Soup, orange juice, milk–
He stirred a saucepan of dulce de leche and fed her with the spoon. He loved her, romantically, but it wasn’t the romance she needed. “Still,” she murmurs, “it feels like yesterday,”
OED
Suddenly her body could no longer feel things it once took for granted. Even the t-shirt no longer chafed her breasts. And his hands–
To reduce to another and denser form, as a gas or vapor to a liquid or solid state.
“Those scientists who maintain that the future holds the possibility of food administered in a condense form in capsules are, if they attempt the practice of their theory, rushing wildly either to the insane asylum or the sepulchre.” Harvey W. Wiley, The New York Times, March 8, 1908
I didn’t want to stop. Or, yes, I wanted to never stop.

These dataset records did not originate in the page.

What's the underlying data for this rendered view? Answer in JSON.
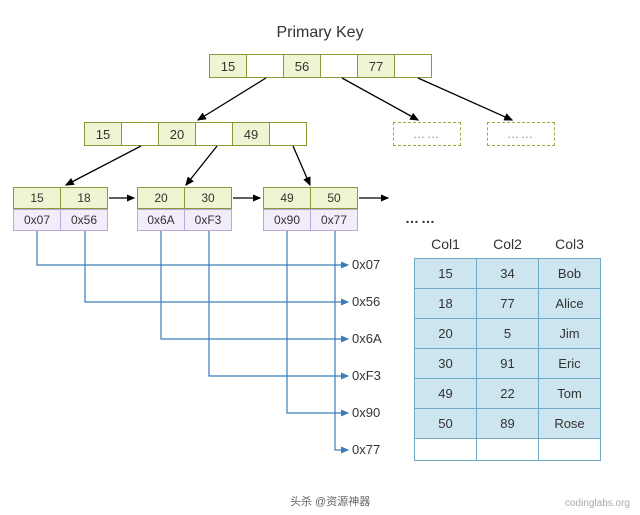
{
  "title": "Primary Key",
  "root": {
    "keys": [
      "15",
      "56",
      "77"
    ]
  },
  "mid": {
    "keys": [
      "15",
      "20",
      "49"
    ]
  },
  "dashed_label": "……",
  "leaves": [
    {
      "keys": [
        "15",
        "18"
      ],
      "ptrs": [
        "0x07",
        "0x56"
      ]
    },
    {
      "keys": [
        "20",
        "30"
      ],
      "ptrs": [
        "0x6A",
        "0xF3"
      ]
    },
    {
      "keys": [
        "49",
        "50"
      ],
      "ptrs": [
        "0x90",
        "0x77"
      ]
    }
  ],
  "leaf_ellipsis": "……",
  "ptr_labels": [
    "0x07",
    "0x56",
    "0x6A",
    "0xF3",
    "0x90",
    "0x77"
  ],
  "table": {
    "headers": [
      "Col1",
      "Col2",
      "Col3"
    ],
    "rows": [
      [
        "15",
        "34",
        "Bob"
      ],
      [
        "18",
        "77",
        "Alice"
      ],
      [
        "20",
        "5",
        "Jim"
      ],
      [
        "30",
        "91",
        "Eric"
      ],
      [
        "49",
        "22",
        "Tom"
      ],
      [
        "50",
        "89",
        "Rose"
      ]
    ]
  },
  "watermark_left": "头杀 @资源神器",
  "watermark_right": "codinglabs.org"
}
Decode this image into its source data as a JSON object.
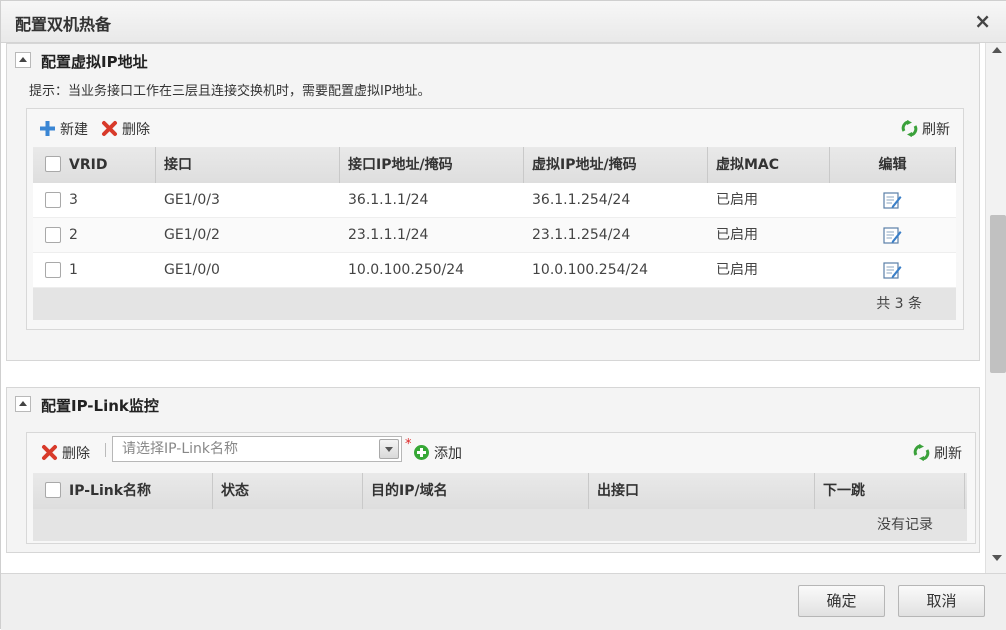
{
  "dialog": {
    "title": "配置双机热备",
    "close_glyph": "×"
  },
  "vip_section": {
    "title": "配置虚拟IP地址",
    "hint": "提示：当业务接口工作在三层且连接交换机时，需要配置虚拟IP地址。",
    "toolbar": {
      "new_label": "新建",
      "delete_label": "删除",
      "refresh_label": "刷新"
    },
    "columns": [
      "VRID",
      "接口",
      "接口IP地址/掩码",
      "虚拟IP地址/掩码",
      "虚拟MAC",
      "编辑"
    ],
    "rows": [
      {
        "vrid": "3",
        "iface": "GE1/0/3",
        "ip": "36.1.1.1/24",
        "vip": "36.1.1.254/24",
        "mac": "已启用"
      },
      {
        "vrid": "2",
        "iface": "GE1/0/2",
        "ip": "23.1.1.1/24",
        "vip": "23.1.1.254/24",
        "mac": "已启用"
      },
      {
        "vrid": "1",
        "iface": "GE1/0/0",
        "ip": "10.0.100.250/24",
        "vip": "10.0.100.254/24",
        "mac": "已启用"
      }
    ],
    "footer_count": "共 3 条"
  },
  "iplink_section": {
    "title": "配置IP-Link监控",
    "toolbar": {
      "delete_label": "删除",
      "select_placeholder": "请选择IP-Link名称",
      "required_mark": "*",
      "add_label": "添加",
      "refresh_label": "刷新"
    },
    "columns": [
      "IP-Link名称",
      "状态",
      "目的IP/域名",
      "出接口",
      "下一跳"
    ],
    "empty_text": "没有记录"
  },
  "buttons": {
    "ok": "确定",
    "cancel": "取消"
  },
  "icons": {
    "close": "close-icon",
    "collapse": "collapse-arrow-icon",
    "new": "plus-icon",
    "delete": "red-x-icon",
    "refresh": "refresh-icon",
    "edit": "edit-icon",
    "add": "green-plus-circle-icon"
  },
  "colors": {
    "plus_blue": "#3a86d4",
    "delete_red": "#d83a2a",
    "refresh_green": "#3aa13a",
    "add_green": "#36a836"
  }
}
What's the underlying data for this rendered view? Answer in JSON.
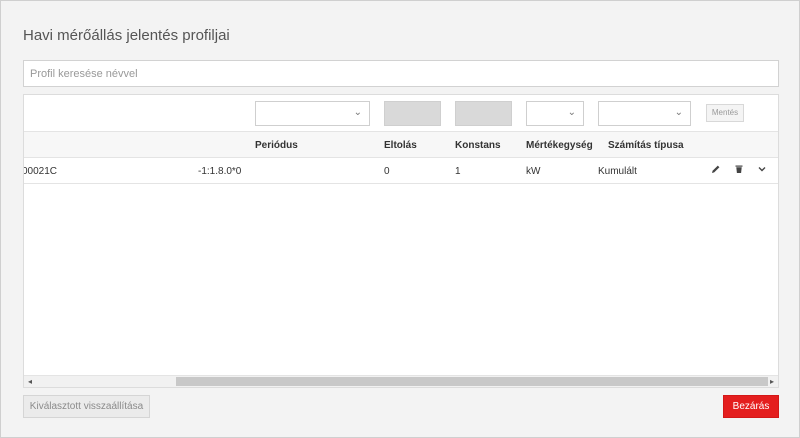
{
  "dialog": {
    "title": "Havi mérőállás jelentés profiljai"
  },
  "search": {
    "placeholder": "Profil keresése névvel",
    "value": ""
  },
  "filters": {
    "save_label": "Mentés"
  },
  "table": {
    "headers": {
      "period": "Periódus",
      "offset": "Eltolás",
      "constant": "Konstans",
      "unit": "Mértékegység",
      "calc_type": "Számítás típusa"
    },
    "rows": [
      {
        "name_prefix": "00021C",
        "name_suffix": "-1:1.8.0*0",
        "period": "",
        "offset": "0",
        "constant": "1",
        "unit": "kW",
        "calc_type": "Kumulált"
      }
    ]
  },
  "footer": {
    "reset_label": "Kiválasztott visszaállítása",
    "close_label": "Bezárás"
  },
  "colors": {
    "accent": "#e41e1e"
  },
  "icons": {
    "edit": "pencil-icon",
    "delete": "trash-icon",
    "expand": "chevron-down-icon",
    "scroll_left": "arrow-left-icon",
    "scroll_right": "arrow-right-icon"
  }
}
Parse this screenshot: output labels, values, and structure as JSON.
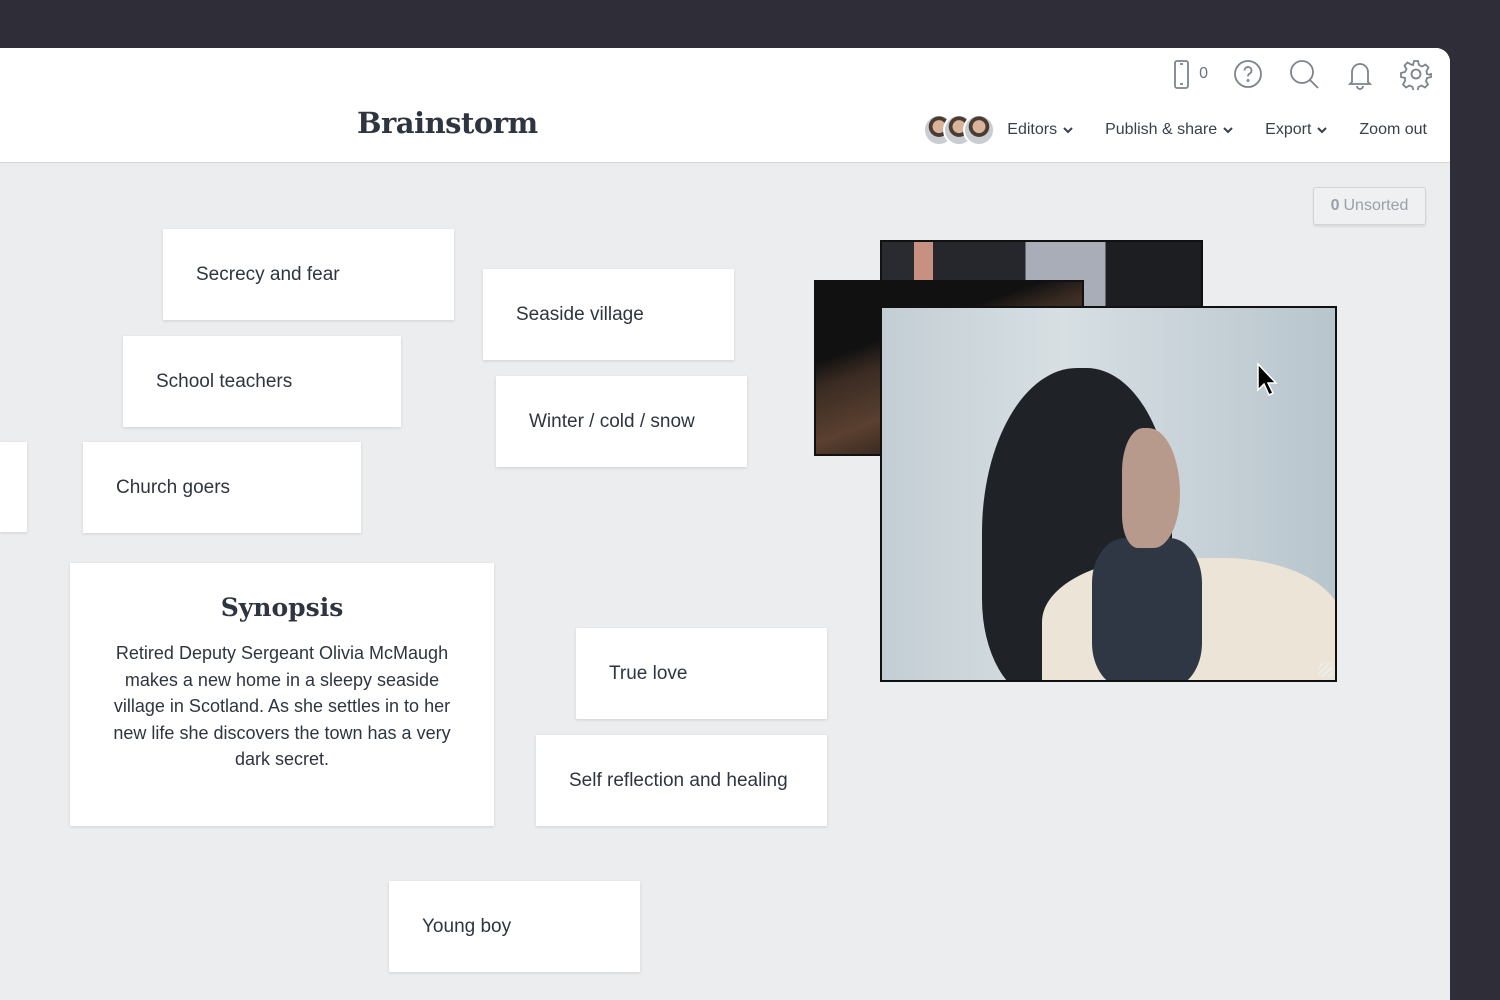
{
  "header": {
    "title": "Brainstorm",
    "device_count": "0",
    "icons": [
      "phone-icon",
      "help-icon",
      "search-icon",
      "bell-icon",
      "gear-icon"
    ],
    "nav": {
      "editors": "Editors",
      "publish": "Publish & share",
      "export": "Export",
      "zoom_out": "Zoom out"
    }
  },
  "canvas": {
    "unsorted_count": "0",
    "unsorted_label": "Unsorted",
    "cards": [
      "Secrecy and fear",
      "Seaside village",
      "School teachers",
      "Winter / cold / snow",
      "Church goers",
      "True love",
      "Self reflection and healing",
      "Young boy"
    ],
    "synopsis": {
      "title": "Synopsis",
      "body": "Retired Deputy Sergeant Olivia McMaugh makes a new home in a sleepy seaside village in Scotland. As she settles in to her new life she discovers the town has a very dark secret."
    }
  },
  "colors": {
    "frame": "#2e2d38",
    "canvas": "#ecedef",
    "text": "#2f3540"
  }
}
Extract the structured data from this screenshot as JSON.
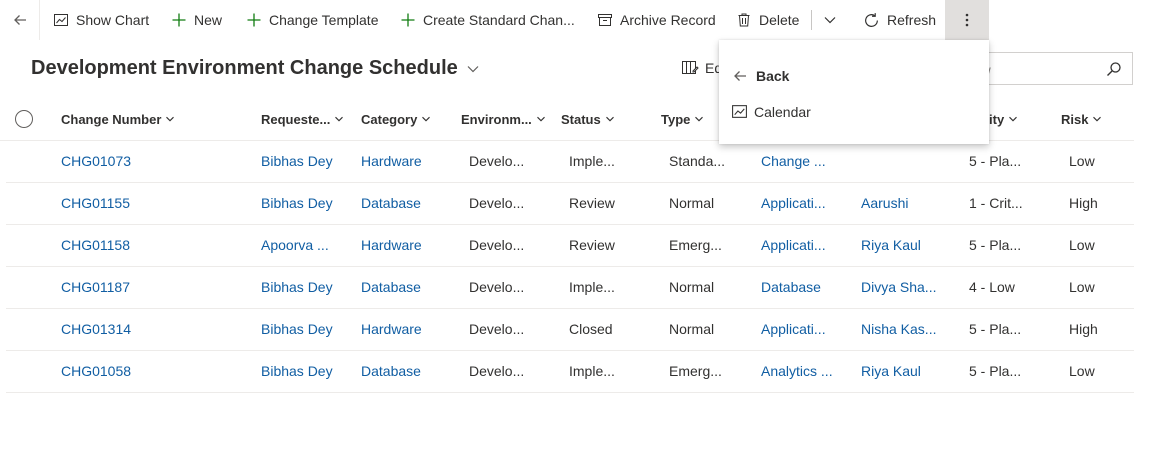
{
  "toolbar": {
    "show_chart": "Show Chart",
    "new": "New",
    "change_template": "Change Template",
    "create_standard_change": "Create Standard Chan...",
    "archive_record": "Archive Record",
    "delete": "Delete",
    "refresh": "Refresh"
  },
  "header": {
    "title": "Development Environment Change Schedule",
    "edit_columns_label": "Ed",
    "search_placeholder": "his view"
  },
  "menu": {
    "back": "Back",
    "items": [
      {
        "label": "Calendar",
        "icon": "calendar-icon"
      }
    ]
  },
  "columns": [
    "Change Number",
    "Requeste...",
    "Category",
    "Environm...",
    "Status",
    "Type",
    "ity",
    "Risk"
  ],
  "rows": [
    {
      "change_number": "CHG01073",
      "requester": "Bibhas Dey",
      "category": "Hardware",
      "environment": "Develo...",
      "status": "Imple...",
      "type": "Standa...",
      "service": "Change ...",
      "assigned": "",
      "priority": "5 - Pla...",
      "risk": "Low"
    },
    {
      "change_number": "CHG01155",
      "requester": "Bibhas Dey",
      "category": "Database",
      "environment": "Develo...",
      "status": "Review",
      "type": "Normal",
      "service": "Applicati...",
      "assigned": "Aarushi",
      "priority": "1 - Crit...",
      "risk": "High"
    },
    {
      "change_number": "CHG01158",
      "requester": "Apoorva ...",
      "category": "Hardware",
      "environment": "Develo...",
      "status": "Review",
      "type": "Emerg...",
      "service": "Applicati...",
      "assigned": "Riya Kaul",
      "priority": "5 - Pla...",
      "risk": "Low"
    },
    {
      "change_number": "CHG01187",
      "requester": "Bibhas Dey",
      "category": "Database",
      "environment": "Develo...",
      "status": "Imple...",
      "type": "Normal",
      "service": "Database",
      "assigned": "Divya Sha...",
      "priority": "4 - Low",
      "risk": "Low"
    },
    {
      "change_number": "CHG01314",
      "requester": "Bibhas Dey",
      "category": "Hardware",
      "environment": "Develo...",
      "status": "Closed",
      "type": "Normal",
      "service": "Applicati...",
      "assigned": "Nisha Kas...",
      "priority": "5 - Pla...",
      "risk": "High"
    },
    {
      "change_number": "CHG01058",
      "requester": "Bibhas Dey",
      "category": "Database",
      "environment": "Develo...",
      "status": "Imple...",
      "type": "Emerg...",
      "service": "Analytics ...",
      "assigned": "Riya Kaul",
      "priority": "5 - Pla...",
      "risk": "Low"
    }
  ],
  "colors": {
    "link": "#115ea3",
    "text": "#323130",
    "accent_green": "#107c10",
    "border": "#edebe9"
  }
}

compress, consolidate, … digest, epitomize, abstract, abbreviate
Turkey Tetrazzini for Two
“What about yesterday?”
Practical Home Nursing: <www.archive.org/stream/cu31924003476714>
“What about yesterday?”
dehydrate
“Blah blah yesterday—”
NOTE: These section-titles are from: “Don’t Ask the Brain Where Time Went” by Benedict Carey, The New York Times, 1/4/10.